The impact of Russia’s large-scale war against Ukraine is adding pressure on the economic recovery from the COVID-19 pandemic across OECD regions, according to a new report.
Regions and Cities at Glance shows that half of the regions within OECD countries had not recovered their pre-pandemic employment rates by the second quarter of 2022. Colombia and Costa Rica had the widest disparities of job recovery across their regions while Greece too had particularly unequal outcomes.
Some regions are also more vulnerable than others to the energy price and supply shocks triggered by the war in Ukraine. Areas with energy-intensive industries, cold regions and those that rely heavily on natural gas and fuel imports are the most exposed.
Remote regions are generally ahead in electricity production using renewables, while those around the capitals of many OECD countries are leading the transition towards electric and hybrid mobility, according to the report.
Carbon intensity of electricity generation: Europe and Asia-Pacific large regions (TL2), 2019
The report provides a broad set of indicators for regions and cities and sheds lights on within-country disparities in socio-economic, demographic and environmental trends over the past two decades.
It shows that industrial activities emitting high levels of greenhouse gases are often highly regionally concentrated.
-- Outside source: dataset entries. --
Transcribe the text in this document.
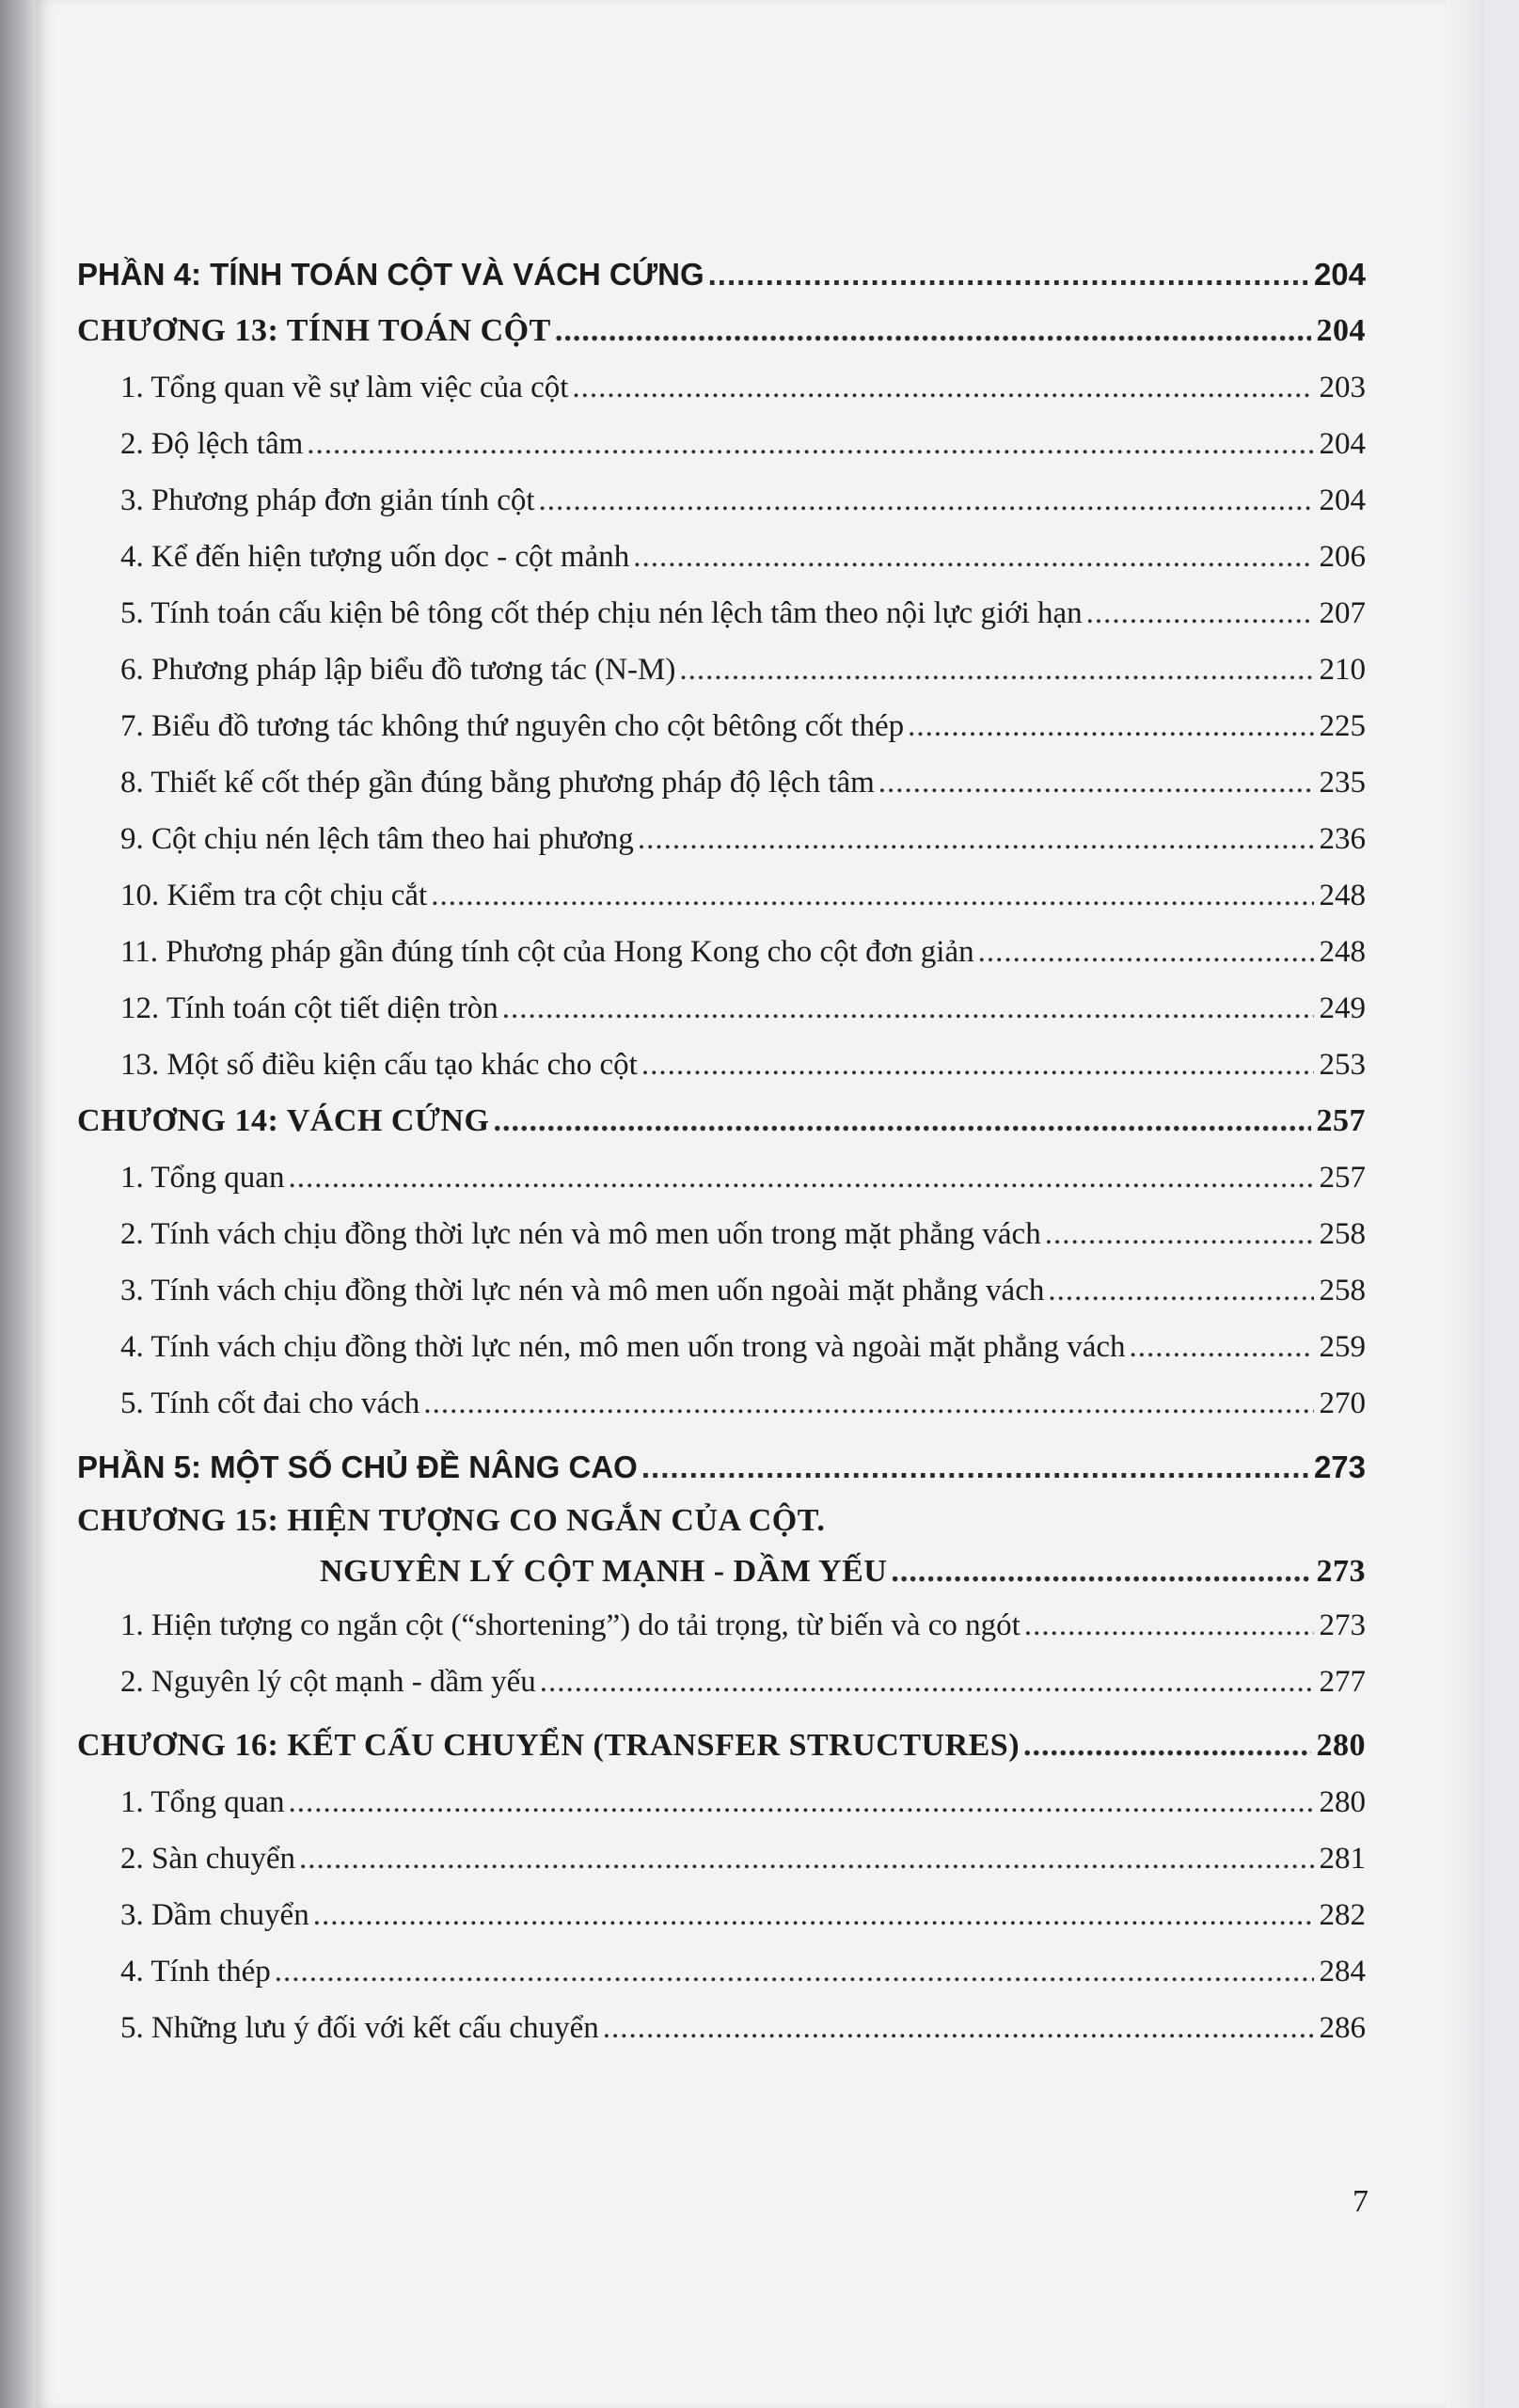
PHẦN 4: TÍNH TOÁN CỘT VÀ VÁCH CỨNG .....	204
CHƯƠNG 13: TÍNH TOÁN CỘT .....	204
1. Tổng quan về sự làm việc của cột .....	203
2. Độ lệch tâm .....	204
3. Phương pháp đơn giản tính cột .....	204
4. Kể đến hiện tượng uốn dọc - cột mảnh .....	206
5. Tính toán cấu kiện bê tông cốt thép chịu nén lệch tâm theo nội lực giới hạn .....	207
6. Phương pháp lập biểu đồ tương tác (N-M) .....	210
7. Biểu đồ tương tác không thứ nguyên cho cột bêtông cốt thép .....	225
8. Thiết kế cốt thép gần đúng bằng phương pháp độ lệch tâm .....	235
9. Cột chịu nén lệch tâm theo hai phương .....	236
10. Kiểm tra cột chịu cắt .....	248
11. Phương pháp gần đúng tính cột của Hong Kong cho cột đơn giản .....	248
12. Tính toán cột tiết diện tròn .....	249
13. Một số điều kiện cấu tạo khác cho cột .....	253
CHƯƠNG 14: VÁCH CỨNG .....	257
1. Tổng quan .....	257
2. Tính vách chịu đồng thời lực nén và mô men uốn trong mặt phẳng vách .....	258
3. Tính vách chịu đồng thời lực nén và mô men uốn ngoài mặt phẳng vách .....	258
4. Tính vách chịu đồng thời lực nén, mô men uốn trong và ngoài mặt phẳng vách .....	259
5. Tính cốt đai cho vách .....	270
PHẦN 5: MỘT SỐ CHỦ ĐỀ NÂNG CAO .....	273
CHƯƠNG 15: HIỆN TƯỢNG CO NGẮN CỦA CỘT.
NGUYÊN LÝ CỘT MẠNH - DẦM YẾU .....	273
1. Hiện tượng co ngắn cột (“shortening”) do tải trọng, từ biến và co ngót .....	273
2. Nguyên lý cột mạnh - dầm yếu .....	277
CHƯƠNG 16: KẾT CẤU CHUYỂN (TRANSFER STRUCTURES) .....	280
1. Tổng quan .....	280
2. Sàn chuyển .....	281
3. Dầm chuyển .....	282
4. Tính thép .....	284
5. Những lưu ý đối với kết cấu chuyển .....	286
7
More than 50 regions across the OECD rely primarily on heavily polluting coal for electricity generation.
Another 50 European regions use mostly natural gas, a cleaner source but one that depends on imports and which needs to be phased out.
The data also covers demographic trends and shows, for instance, that since 2000, the share of population living in cities has increased by around 3 percentage points across the OECD, mainly at the expense of rural areas.
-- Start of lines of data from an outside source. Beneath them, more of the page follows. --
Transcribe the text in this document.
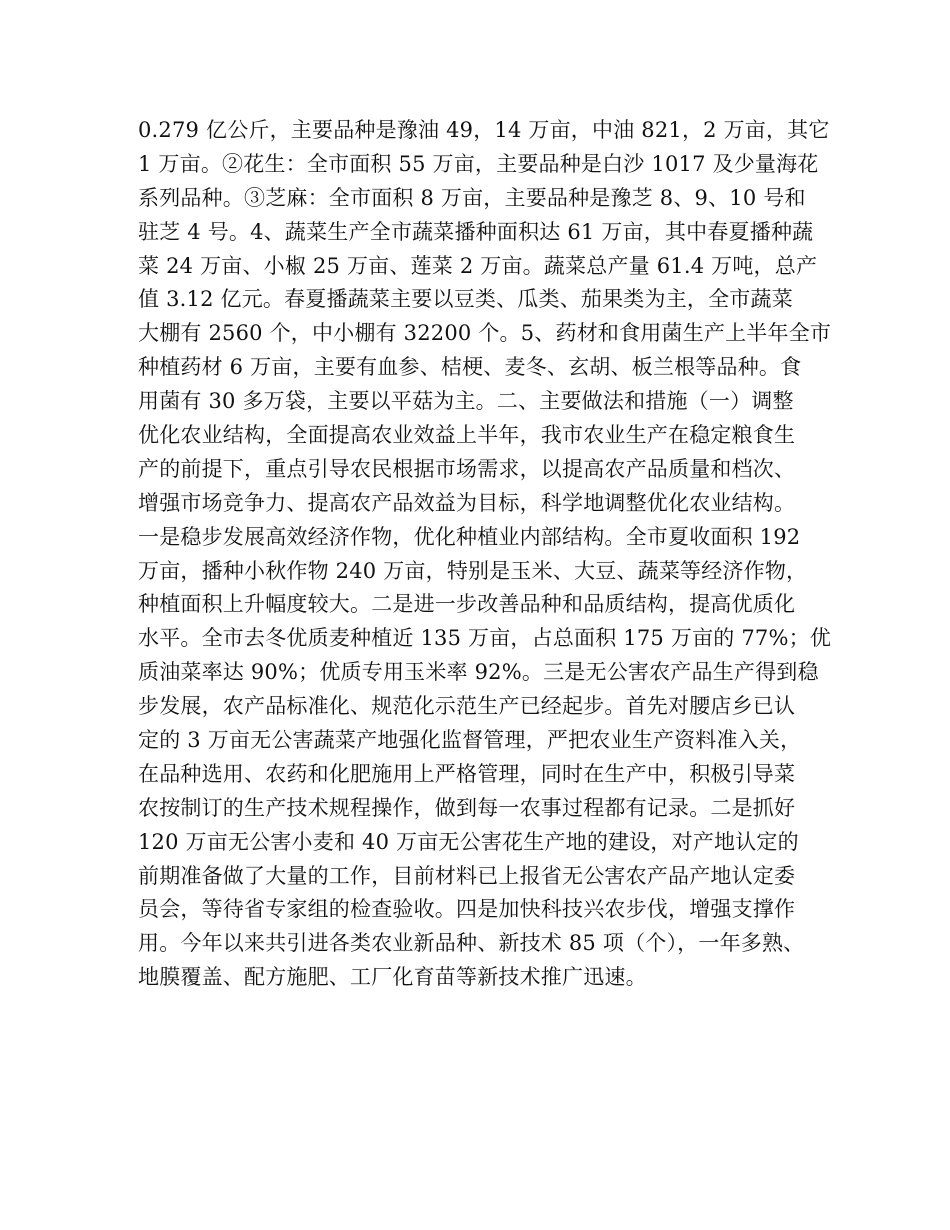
0.279 亿公斤，主要品种是豫油 49，14 万亩，中油 821，2 万亩，其它
1 万亩。②花生：全市面积 55 万亩，主要品种是白沙 1017 及少量海花
系列品种。③芝麻：全市面积 8 万亩，主要品种是豫芝 8、9、10 号和
驻芝 4 号。4、蔬菜生产全市蔬菜播种面积达 61 万亩，其中春夏播种蔬
菜 24 万亩、小椒 25 万亩、莲菜 2 万亩。蔬菜总产量 61.4 万吨，总产
值 3.12 亿元。春夏播蔬菜主要以豆类、瓜类、茄果类为主，全市蔬菜
大棚有 2560 个，中小棚有 32200 个。5、药材和食用菌生产上半年全市
种植药材 6 万亩，主要有血参、桔梗、麦冬、玄胡、板兰根等品种。食
用菌有 30 多万袋，主要以平菇为主。二、主要做法和措施（一）调整
优化农业结构，全面提高农业效益上半年，我市农业生产在稳定粮食生
产的前提下，重点引导农民根据市场需求，以提高农产品质量和档次、
增强市场竞争力、提高农产品效益为目标，科学地调整优化农业结构。
一是稳步发展高效经济作物，优化种植业内部结构。全市夏收面积 192
万亩，播种小秋作物 240 万亩，特别是玉米、大豆、蔬菜等经济作物，
种植面积上升幅度较大。二是进一步改善品种和品质结构，提高优质化
水平。全市去冬优质麦种植近 135 万亩，占总面积 175 万亩的 77%；优
质油菜率达 90%；优质专用玉米率 92%。三是无公害农产品生产得到稳
步发展，农产品标准化、规范化示范生产已经起步。首先对腰店乡已认
定的 3 万亩无公害蔬菜产地强化监督管理，严把农业生产资料准入关，
在品种选用、农药和化肥施用上严格管理，同时在生产中，积极引导菜
农按制订的生产技术规程操作，做到每一农事过程都有记录。二是抓好
120 万亩无公害小麦和 40 万亩无公害花生产地的建设，对产地认定的
前期准备做了大量的工作，目前材料已上报省无公害农产品产地认定委
员会，等待省专家组的检查验收。四是加快科技兴农步伐，增强支撑作
用。今年以来共引进各类农业新品种、新技术 85 项（个），一年多熟、
地膜覆盖、配方施肥、工厂化育苗等新技术推广迅速。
During this period, the share of population in towns and semi-dense areas and in rural areas has decreased on average by 1.3 and 1.5 percentage points, respectively. The relative growth of cities was particularly strong in Iceland, New Zealand and Türkiye, where their population share rose by over 7 percentage points.
The data and visualisations can be accessed through the OECD Regions and Cities Statistical Atlas and the OECD Regional Well-being web-too, which provides a snapshot on how each region performs when it comes to education, environment, safety and other topics important to people’s well-being.